Es liegt das Anziehende bei solchen Systemen in der Architektonik der Komposition, welche immerhin den zu diesem Genusse Befähigten befriedigen und selbst entzücken kann. Neuerdings hat F.A. LANGE (Geschichte des Materialismus) den Kunstcharakter der Philosophie besonders betont. Er sagt:
"So lasse man denn auch die Philosophen gewähren, vorausgesetzt, daß sie uns hinfüro erbauen, statt uns mit dogmatischem Gezänk zu belästigen. Die Kunst ist frei, auch auf dem Gebiete der Begriffe."
ferner, wo er speziell von HEGEL spricht:
"Die Poesie der Begriffe hat für die Wissenschaft, wenn sie aus einer reichen und allseitigen Bildung hervorgeht, einen hohen Wert. Die Begriffe, welche der Philosoph dieses Schlages erzeugt, sind mehr als tote Rubriken für die Resultate der Forschung; sie haben eine Fülle von Beziehungen zum Wesen unserer Erkenntnis, und damit zum Wesen derjenigen Erfahrung, die uns allein möglich ist",
endlich:
In den Relationen der Wissenschaft haben wir Bruchstücke der Wahrheit, die sich beständig mehren, aber beständig Bruchstücke bleiben; in den Ideen der Philosophie und Religion haben wir ein Bild der Wahrheit, welches sie uns ganz vor Augen stellt, aber doch stets ein Bild bleibt, wechselnd in seiner Gestalt mit dem Standpunkt unserer Auffassung."
Die metaphysischen Systeme stellen, da sie das Absolute ergreifen wollen, das Kunstwerk einer mythologischen Allegorie auf. Die religiösen Gedichte der Hindu, HESIODs Theogonie, SPINOZAs All-Eins-Lehre, HEGELs Logik stehen auf gleicher Linie der Kunst, es unterscheidet sie nur das mehrgeübte, mehr kritische Bewußtsein, durch welches eine spätere Zeit vor unverhüllter Mythenbildung geschützt ist. Der Philosoph glaubt, Begriffe zu konstituieren, frei zu erzeugen, und man wird durch Sprachtechnik und Sprachkunst geleitet, welche dann zu Weltgesetzen erhoben werden.

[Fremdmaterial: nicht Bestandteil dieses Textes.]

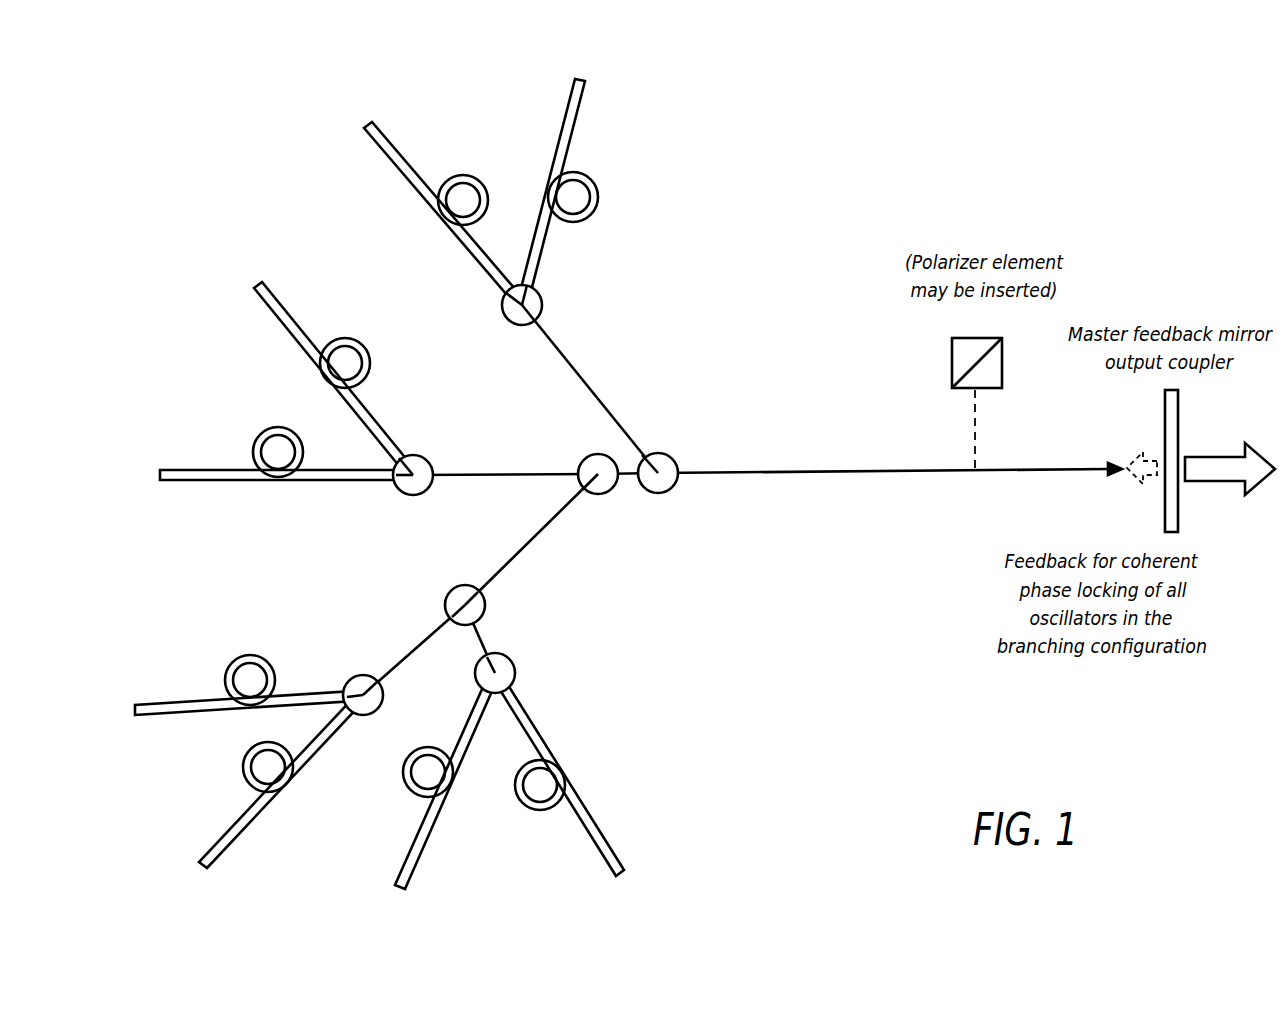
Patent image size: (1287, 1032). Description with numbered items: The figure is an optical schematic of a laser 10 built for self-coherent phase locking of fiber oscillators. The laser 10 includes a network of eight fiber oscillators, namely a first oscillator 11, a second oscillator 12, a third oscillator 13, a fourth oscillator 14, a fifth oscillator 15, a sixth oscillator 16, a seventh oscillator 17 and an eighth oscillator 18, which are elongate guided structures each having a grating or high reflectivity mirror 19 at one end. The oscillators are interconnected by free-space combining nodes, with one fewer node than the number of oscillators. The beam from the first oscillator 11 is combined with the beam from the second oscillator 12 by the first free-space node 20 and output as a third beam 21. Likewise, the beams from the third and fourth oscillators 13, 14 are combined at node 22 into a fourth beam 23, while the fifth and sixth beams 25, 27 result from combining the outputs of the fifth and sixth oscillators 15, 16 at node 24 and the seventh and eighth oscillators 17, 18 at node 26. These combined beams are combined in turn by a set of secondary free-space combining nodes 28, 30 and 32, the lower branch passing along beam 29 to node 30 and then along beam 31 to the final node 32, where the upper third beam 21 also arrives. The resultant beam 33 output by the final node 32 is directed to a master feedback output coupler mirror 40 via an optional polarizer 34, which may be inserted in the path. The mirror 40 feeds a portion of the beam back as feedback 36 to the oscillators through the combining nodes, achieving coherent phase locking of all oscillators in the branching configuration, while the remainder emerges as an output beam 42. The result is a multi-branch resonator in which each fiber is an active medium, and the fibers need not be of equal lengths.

The laser 10 is at (985, 198).
The first oscillator 11 is at (565, 118).
The second oscillator 12 is at (403, 150).
The third oscillator 13 is at (292, 307).
The fourth oscillator 14 is at (198, 468).
The fifth oscillator 15 is at (150, 705).
The sixth oscillator 16 is at (230, 832).
The seventh oscillator 17 is at (420, 860).
The eighth oscillator 18 is at (592, 841).
The grating or high reflectivity mirror 19 is at (382, 136).
The first free-space node 20 is at (532, 290).
The third beam 21 is at (588, 387).
The free-space combining node 22 is at (412, 455).
The fourth beam 23 is at (487, 476).
The free-space combining node 24 is at (353, 678).
The fifth beam 25 is at (422, 640).
The free-space combining node 26 is at (514, 667).
The sixth beam 27 is at (472, 642).
The secondary free-space combining node 28 is at (460, 585).
The beam 29 is at (530, 540).
The secondary free-space combining node 30 is at (585, 455).
The beam 31 is at (628, 486).
The final node 32 is at (672, 455).
The resultant beam 33 is at (852, 474).
The polarizer 34 is at (950, 358).
The feedback 36 is at (1140, 487).
The master feedback output coupler mirror 40 is at (1179, 420).
The output beam 42 is at (1225, 482).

So entstehen die metaphysischen Götter, und so entsteht auch Mythologie. JAKOBI (an FICHTE) sagt:

"Überhaupt ist in Absicht des Aberglaubens und des Götzendienstes meine Meinung, daß es ganz einerlei sei, ob ich mit Bildern aus Holz und Stein, ob ich mit Zeremonien, Wundergeschichten, Gebärden und Namen, oder ob ich mit philosophischen Durch-und-durch-Begriffen, kahlen Buchstabenwesen, leeren Einbildungsformen Abgötterei treibe."
MAX MÜLLER zeigt, wie vieles von dem, was bisher in dem Ursprung und in der Verbreitung der Mythen ein Rätsel geblieben ist, verständlich wird, wenn man es im Zusammenhange mit den frühen Entwicklungsphasen betrachtet, durch welche die Sprache und der Gedanke hindurch gehen müssen:
"Mythologisch ist in dem Sinne, in welchem ich es gebrauche, auf jede Gedankensphäre und auf jede Wortklasse anwendbar, obgleich die religiösen Ideen auf den mythologischen Ausdruck am leichtesten eingehen. So oft nun ein Wort, das zuerst metaphorisch gebraucht wurde, ohne eine ganz klare Auffassung der Schritte, welche von seiner ursprünglichen Bedeutung zur metaphorischen hinüberführten, gebraucht wird, so ist auch gleich Gefahr vorhanden, daß es mythologisch gebraucht werde; so oft diese Schritte vergessen und künstliche Schritte an ihre Stelle gesetzt werden, so hat man Mythologie, oder, wenn ich so sagen darf eine krank gewordene Sprache."
Man stellt sich nun vor, wie wir auch in den soeben mitgeteilten Ausführungen MAX MÜLLERs sahen, daß an den Mißerfolgen der metaphysischen Systeme lediglich die Unvorsichtigkeit Schuld sei, mit welcher man den Wörten metaphorische Bedeutungen beilege, ohne genau zu beachten, was man damit tue; man gebe ja doch, meint man, die bildliche Bedeutung der Worte auf, wenn man philosophiere, behandle sie als bloße Zeichen für den Gedanken, und sei so - wenn man nur aufpasse - davor geschützt, bloß Worte zu machen, während man doch eben denken wolle.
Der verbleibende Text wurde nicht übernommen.